Music is frequently described as cinematic, and I sometimes struggle to appreciate the comparisons, but with Numb, the music does really paint pictures, to the extent that you can almost visualise the story.

Lee plays bass guitar on a solo album of his for the first time in a while. On Realisation you can probably understand why. The art of bass playing is not always about being flash like Billy Sheehan, here Lee delivers a bass line reminiscent of Roger Waters, pinning the track down, enabling the song to build around it. Simply wonderful to absorb.

Twisted Metal could be the 2000's equivalent of Highway Star when coming to the best rock driving song. I will not try to describe this song. You need to get a copy, get out on the road and be invigorated.

Ascend The Sky is a track so left-of-centre, it reminds me of Devin Townsend, but without his trademark over-production. It features choirs, and at times a country rock feel, but with so much emotion it makes the hairs stand up on my neck every time I listen too it.

The Sun is as shiny and glorious as its title. It is the album's ballad. With any degree of publicity this song would be a massive hit. A slow-building song whose structure is near to perfect. The Sun transitions seamlessly into Numb Pt 2, whose highlight is Lee's searing guitar solo, beginning like Dave Gilmore, before the metal monster makes a reappearance. It then develops into a crazed metal section that will have you desperately reaching for your air guitar.

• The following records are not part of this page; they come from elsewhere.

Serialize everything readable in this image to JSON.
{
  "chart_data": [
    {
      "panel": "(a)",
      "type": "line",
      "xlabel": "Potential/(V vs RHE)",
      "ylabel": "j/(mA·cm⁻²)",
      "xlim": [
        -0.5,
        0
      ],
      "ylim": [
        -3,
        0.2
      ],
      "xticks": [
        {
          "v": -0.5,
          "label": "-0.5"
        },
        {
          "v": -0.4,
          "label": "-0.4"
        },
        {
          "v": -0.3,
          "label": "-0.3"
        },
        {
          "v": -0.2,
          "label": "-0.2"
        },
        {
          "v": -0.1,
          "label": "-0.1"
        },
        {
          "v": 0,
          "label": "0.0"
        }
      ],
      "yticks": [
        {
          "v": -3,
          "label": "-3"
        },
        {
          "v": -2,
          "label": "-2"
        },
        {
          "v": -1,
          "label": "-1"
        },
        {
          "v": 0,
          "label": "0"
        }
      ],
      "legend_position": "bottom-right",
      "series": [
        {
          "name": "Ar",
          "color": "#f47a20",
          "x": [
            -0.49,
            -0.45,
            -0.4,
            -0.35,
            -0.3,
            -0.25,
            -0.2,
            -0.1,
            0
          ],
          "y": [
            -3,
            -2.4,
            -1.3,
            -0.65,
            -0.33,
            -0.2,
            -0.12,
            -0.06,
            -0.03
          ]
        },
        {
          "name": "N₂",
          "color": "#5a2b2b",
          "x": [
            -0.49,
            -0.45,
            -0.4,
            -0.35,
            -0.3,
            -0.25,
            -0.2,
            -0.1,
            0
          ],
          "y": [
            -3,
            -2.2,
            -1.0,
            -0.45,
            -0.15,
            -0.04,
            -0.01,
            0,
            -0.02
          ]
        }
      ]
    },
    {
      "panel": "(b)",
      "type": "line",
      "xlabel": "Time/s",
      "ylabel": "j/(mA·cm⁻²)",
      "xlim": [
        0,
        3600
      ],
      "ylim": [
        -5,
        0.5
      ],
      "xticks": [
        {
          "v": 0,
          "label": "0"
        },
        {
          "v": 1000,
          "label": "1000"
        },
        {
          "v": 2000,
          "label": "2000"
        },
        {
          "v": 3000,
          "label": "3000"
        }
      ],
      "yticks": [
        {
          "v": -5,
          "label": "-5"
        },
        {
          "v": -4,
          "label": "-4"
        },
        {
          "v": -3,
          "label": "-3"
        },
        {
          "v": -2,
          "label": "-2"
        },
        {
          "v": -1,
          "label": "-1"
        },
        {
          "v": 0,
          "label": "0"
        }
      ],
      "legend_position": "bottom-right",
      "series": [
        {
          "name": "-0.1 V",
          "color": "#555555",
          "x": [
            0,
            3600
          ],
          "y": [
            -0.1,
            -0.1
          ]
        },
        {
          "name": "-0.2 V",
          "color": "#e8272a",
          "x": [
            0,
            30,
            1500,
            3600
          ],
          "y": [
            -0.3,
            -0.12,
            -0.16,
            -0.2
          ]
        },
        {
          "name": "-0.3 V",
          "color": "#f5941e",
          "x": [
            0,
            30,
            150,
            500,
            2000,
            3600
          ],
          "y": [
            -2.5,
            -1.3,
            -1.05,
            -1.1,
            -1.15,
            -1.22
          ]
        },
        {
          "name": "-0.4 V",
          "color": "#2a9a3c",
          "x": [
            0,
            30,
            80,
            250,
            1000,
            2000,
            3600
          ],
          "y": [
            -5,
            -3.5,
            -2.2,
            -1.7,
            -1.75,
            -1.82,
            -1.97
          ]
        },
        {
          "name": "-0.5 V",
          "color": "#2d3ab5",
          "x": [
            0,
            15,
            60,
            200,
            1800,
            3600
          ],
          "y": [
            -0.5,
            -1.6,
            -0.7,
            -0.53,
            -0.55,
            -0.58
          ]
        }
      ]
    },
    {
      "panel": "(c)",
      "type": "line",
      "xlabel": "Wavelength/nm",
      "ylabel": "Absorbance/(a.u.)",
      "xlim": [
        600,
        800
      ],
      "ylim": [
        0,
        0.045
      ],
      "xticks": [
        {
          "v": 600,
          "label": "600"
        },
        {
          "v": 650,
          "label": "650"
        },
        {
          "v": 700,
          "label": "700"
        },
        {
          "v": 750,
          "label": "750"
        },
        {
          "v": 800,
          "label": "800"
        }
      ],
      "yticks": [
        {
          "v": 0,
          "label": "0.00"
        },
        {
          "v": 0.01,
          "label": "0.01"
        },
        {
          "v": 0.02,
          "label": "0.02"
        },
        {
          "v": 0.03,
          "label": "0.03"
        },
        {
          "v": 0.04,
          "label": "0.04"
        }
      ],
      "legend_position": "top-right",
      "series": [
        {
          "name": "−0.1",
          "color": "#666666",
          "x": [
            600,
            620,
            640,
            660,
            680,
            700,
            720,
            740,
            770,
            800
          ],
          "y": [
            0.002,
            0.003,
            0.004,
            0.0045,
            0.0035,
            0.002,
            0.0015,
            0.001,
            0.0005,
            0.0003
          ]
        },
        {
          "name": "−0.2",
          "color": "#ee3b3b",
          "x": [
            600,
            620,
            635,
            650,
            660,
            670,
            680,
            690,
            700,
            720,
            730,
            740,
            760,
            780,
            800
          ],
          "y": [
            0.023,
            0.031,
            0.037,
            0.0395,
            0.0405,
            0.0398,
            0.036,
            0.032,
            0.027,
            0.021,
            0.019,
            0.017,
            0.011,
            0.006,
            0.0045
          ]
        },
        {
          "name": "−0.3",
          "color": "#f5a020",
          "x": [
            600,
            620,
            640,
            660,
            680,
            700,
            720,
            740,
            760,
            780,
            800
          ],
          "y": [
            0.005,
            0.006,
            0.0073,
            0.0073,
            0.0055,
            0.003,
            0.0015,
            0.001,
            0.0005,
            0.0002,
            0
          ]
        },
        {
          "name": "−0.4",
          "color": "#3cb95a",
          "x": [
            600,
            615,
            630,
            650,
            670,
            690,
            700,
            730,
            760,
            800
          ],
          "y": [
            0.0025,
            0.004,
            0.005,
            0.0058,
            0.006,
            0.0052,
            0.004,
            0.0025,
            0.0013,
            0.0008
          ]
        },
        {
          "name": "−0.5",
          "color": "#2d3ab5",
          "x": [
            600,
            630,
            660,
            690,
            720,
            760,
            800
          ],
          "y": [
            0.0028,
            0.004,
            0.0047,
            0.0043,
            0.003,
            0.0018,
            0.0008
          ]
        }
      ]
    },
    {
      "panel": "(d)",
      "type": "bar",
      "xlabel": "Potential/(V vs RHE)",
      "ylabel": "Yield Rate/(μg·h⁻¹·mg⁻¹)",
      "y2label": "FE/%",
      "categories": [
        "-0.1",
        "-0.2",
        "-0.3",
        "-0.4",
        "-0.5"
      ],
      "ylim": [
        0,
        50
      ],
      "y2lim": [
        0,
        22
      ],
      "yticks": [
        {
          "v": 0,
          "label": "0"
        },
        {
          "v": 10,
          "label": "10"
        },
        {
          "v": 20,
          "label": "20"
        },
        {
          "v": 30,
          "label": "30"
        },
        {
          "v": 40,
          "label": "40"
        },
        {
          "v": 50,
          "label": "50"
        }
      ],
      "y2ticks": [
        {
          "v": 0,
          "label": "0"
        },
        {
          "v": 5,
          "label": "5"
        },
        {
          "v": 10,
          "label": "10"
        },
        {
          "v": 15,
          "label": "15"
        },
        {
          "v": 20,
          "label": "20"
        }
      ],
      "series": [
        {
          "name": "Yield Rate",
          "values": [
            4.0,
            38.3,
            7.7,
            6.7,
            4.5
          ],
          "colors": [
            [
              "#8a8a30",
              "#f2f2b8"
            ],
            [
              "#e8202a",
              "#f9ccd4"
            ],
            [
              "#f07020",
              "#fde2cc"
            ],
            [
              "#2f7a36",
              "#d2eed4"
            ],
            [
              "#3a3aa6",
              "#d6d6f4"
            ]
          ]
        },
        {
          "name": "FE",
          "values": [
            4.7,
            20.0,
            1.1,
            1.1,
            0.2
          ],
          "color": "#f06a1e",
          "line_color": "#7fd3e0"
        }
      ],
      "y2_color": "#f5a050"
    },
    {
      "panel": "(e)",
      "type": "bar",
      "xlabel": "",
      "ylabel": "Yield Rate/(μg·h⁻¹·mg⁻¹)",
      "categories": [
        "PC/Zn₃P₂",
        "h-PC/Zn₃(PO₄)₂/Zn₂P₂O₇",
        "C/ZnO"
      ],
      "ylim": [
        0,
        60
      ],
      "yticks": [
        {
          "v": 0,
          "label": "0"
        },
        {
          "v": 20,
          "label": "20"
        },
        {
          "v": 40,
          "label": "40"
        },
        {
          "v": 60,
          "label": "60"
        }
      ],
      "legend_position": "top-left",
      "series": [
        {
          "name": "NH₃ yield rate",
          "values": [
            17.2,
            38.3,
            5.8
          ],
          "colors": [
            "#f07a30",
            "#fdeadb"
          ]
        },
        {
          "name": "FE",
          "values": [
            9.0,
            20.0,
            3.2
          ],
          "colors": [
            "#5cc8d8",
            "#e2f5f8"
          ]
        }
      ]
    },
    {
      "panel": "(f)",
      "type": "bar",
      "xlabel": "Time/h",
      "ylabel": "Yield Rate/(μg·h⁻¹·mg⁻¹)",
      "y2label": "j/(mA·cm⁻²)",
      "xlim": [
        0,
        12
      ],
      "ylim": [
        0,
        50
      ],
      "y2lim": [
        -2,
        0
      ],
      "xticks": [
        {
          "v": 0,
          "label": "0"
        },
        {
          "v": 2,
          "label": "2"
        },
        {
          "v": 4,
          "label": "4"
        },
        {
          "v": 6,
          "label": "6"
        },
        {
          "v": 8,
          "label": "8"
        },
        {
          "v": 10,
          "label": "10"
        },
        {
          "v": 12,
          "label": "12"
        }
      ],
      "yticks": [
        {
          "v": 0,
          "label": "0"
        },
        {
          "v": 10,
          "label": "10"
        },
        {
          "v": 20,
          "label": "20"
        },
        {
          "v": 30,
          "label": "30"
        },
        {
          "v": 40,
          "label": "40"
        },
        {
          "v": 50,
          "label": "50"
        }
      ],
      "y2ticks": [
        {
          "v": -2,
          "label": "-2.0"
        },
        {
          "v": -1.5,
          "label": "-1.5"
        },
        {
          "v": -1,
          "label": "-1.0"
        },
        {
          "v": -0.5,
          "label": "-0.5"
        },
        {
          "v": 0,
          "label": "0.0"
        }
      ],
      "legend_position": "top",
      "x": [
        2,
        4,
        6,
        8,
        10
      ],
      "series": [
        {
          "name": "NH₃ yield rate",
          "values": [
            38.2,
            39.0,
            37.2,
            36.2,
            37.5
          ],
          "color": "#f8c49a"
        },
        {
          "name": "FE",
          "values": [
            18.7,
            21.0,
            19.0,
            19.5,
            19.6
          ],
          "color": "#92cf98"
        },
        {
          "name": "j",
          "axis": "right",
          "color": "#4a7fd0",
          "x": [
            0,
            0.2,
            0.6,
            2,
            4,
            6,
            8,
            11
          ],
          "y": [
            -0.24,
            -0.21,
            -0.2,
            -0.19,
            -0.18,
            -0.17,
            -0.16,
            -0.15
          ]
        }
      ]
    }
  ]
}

If you still yearn for the type of production Trevor Horn managed with Yes' 90215 album, then the song No Going Back is what you have been looking for. This will hopefully have bands knocking on the door of Lee's new studio, wanting him to produce their music and give it the same stunning quality as can be heard here. Just when you think things could not get any better, Lee lets out his demon dressed as Steve Via, to add a blistering guitar solo.

Then, all too quickly, we reach the finale. A haunting keyboard melody backed with the sound of an oxygen pump reminds the listener that we need to know what will happen to the story's character. The song provides a suitably epic musical conclusion, and as all good concept albums do, leave the listener satisfied and with the feeling of hope and optimism. Lee Abraham has managed to do this in an absolutely stunning way.

In my relatively short space of time having the pleasure of reviewing musical works by many artists, most of which have produced extremely credible works, Lee has produced the most stunning musical masterpiece I have had the pleasure of listening too in that time (and in recent times as a music fan). It will take something special coming to my attention in the next three months for Comatose not to be my album of the year. Simply incredible.